Earlier in her deposition, Nuckles testified that she ran across the nursing home’s courtyard to Dempsey’s room, where she said she and a second nurse took turns performing constant CPR. “Unless a doctor says stop, you have to continue,” Nuckles told the questioner. “That’s always been the rule.”

But the questioner played a clip from the video that told a different story. In the video, Nuckles walked into the room, where another nurse stood by Dempsey’s bed. Someone flipped the dying man’s sheet up, and someone lowered his bed. But neither Nuckles nor the nurse appeared to touch Dempsey’s chest.

After being shown the video, she told the attorneys it was an honest mistake, based on her normal actions.

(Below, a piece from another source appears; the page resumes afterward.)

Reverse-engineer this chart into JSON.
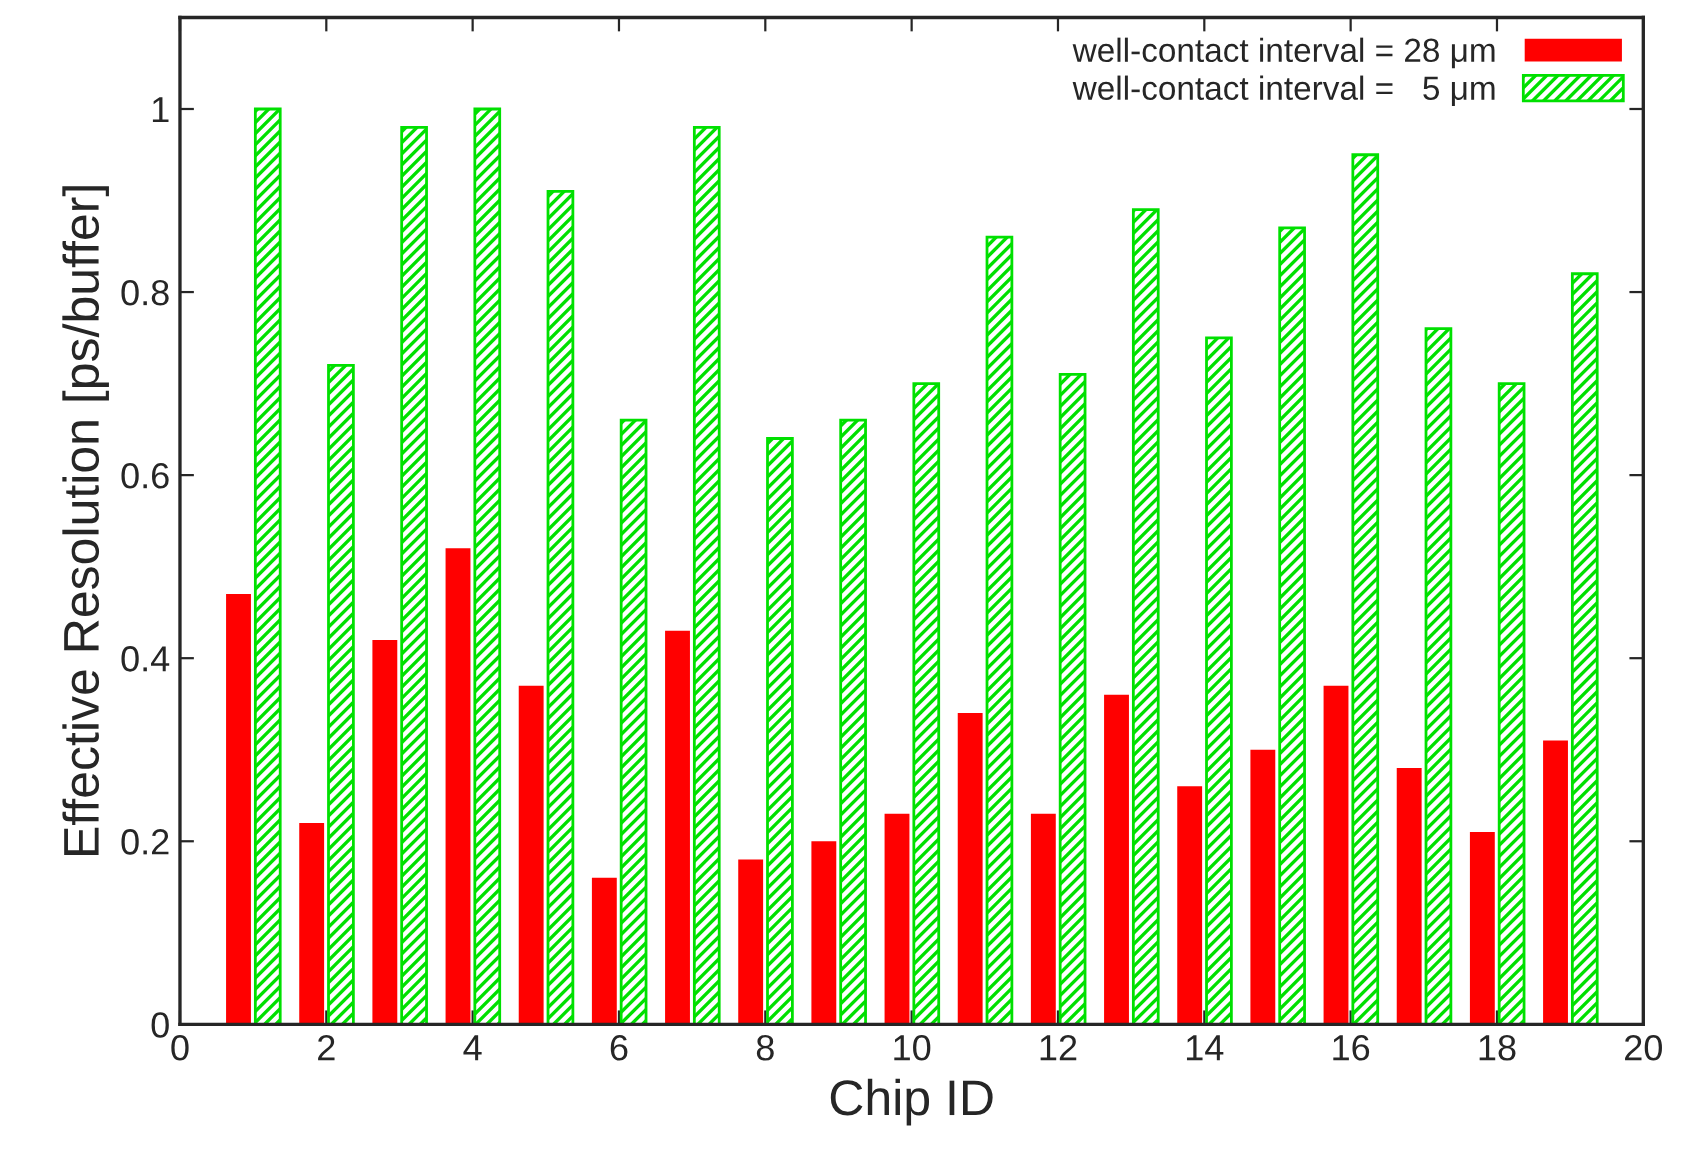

“Sir, that was an honest mistake,” Nuckles said in the recorded deposition when confronted with the video evidence. “I was just basing everything on what I normally do.”

When a different nurse responded, that woman, whose name was not released, also failed to check any of Dempsey’s vital signs. When Nuckles saw the video clip, she said she would have reprimanded the nurse for the way she responded to Dempsey.

She called the hidden-camera video “sick.”

When nurses had difficulty getting Dempsey’s oxygen machine operational, Nuckles and others could be heard laughing.

Prieto: “Ma’am, was there something funny that was happening?”
Nuckles: “I can’t even remember all that, as you can see.”

The nursing home’s lawyers attempted, then withdrew, an appeal to the Georgia State Supreme Court to keep the video under wraps.

The nursing home was made aware of the video in November 2015, but officials did not fire the nurses involved Dempsey’s care on his final day until 10 months later, according to state inspection reports.

Nuckles and the other nurse seen in the video surrendered their licenses in September, about three years after Dempsey’s death, according to the Georgia Board of Nursing.

On average the Georgia Nursing Board takes 427 days, more than a year, to investigate a nursing complaint. That’s a decrease from about 2,000 days, more than five years, Izlar said.